The Ninth Circuit Court of Appeals reversed a district court decision and compelled arbitration based on its determination that one of the litigants, Experian, was a party to the arbitration provision, despite the fact that Experian was not a party to the wider agreement that contained the arbitration provision.
Elettra Meeks filed a putative class action against Experian under the Fair Credit Reporting Act. Ms. Meeks entered into a contract for credit monitoring services provided by Experian Consumer Services (ECS), an affiliate of Experian. The contract between ECS and Meeks contained an arbitration provision that defined ECS to include affiliates, such as Experian. However, the definition of ECS for purposes of the wider contract, separate and apart from the arbitration provision, did not include affiliates, such as Experian.
The district court found that Experian did not have a right to compel arbitration because it was not a party to the agreement.
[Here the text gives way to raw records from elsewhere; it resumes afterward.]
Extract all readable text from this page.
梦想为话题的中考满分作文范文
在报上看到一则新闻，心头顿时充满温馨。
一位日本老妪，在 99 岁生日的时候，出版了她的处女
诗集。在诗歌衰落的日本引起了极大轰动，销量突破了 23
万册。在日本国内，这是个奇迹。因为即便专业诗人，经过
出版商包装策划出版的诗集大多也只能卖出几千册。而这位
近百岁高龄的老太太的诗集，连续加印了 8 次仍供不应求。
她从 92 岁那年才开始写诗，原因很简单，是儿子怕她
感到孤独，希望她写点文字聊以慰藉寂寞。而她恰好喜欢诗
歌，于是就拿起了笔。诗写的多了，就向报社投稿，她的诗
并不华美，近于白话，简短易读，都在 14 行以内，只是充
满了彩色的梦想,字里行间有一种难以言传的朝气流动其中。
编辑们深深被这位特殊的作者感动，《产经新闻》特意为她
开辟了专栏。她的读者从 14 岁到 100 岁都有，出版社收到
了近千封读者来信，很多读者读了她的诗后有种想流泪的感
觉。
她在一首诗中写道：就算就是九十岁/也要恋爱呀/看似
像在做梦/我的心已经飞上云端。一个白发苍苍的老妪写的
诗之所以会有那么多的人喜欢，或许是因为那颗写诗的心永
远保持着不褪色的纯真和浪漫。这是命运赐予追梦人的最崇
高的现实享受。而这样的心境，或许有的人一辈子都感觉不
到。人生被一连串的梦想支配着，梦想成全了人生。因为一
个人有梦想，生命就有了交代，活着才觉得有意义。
The Ninth Circuit reversed, relying on U.S. Supreme Court precedent that holds arbitration provisions to be “severable” from the larger contracts that contain them. Based on the precedent, the Ninth Circuit analyzed the parties to the arbitration provision as though it was a standalone contract, even though it was contained within a wider “Terms of Use Agreement.” Because the definition of ECS for purposes of the arbitration provision included its affiliates, Experian was considered a party to the arbitration agreement, irrespective of whether it was a party to the wider contract. Therefore, Experian had the power to compel arbitration.
Meeks v. Experian Information Services, Inc., Nos. 21-17023, 22-15028 (9th Cir. Dec. 27, 2022).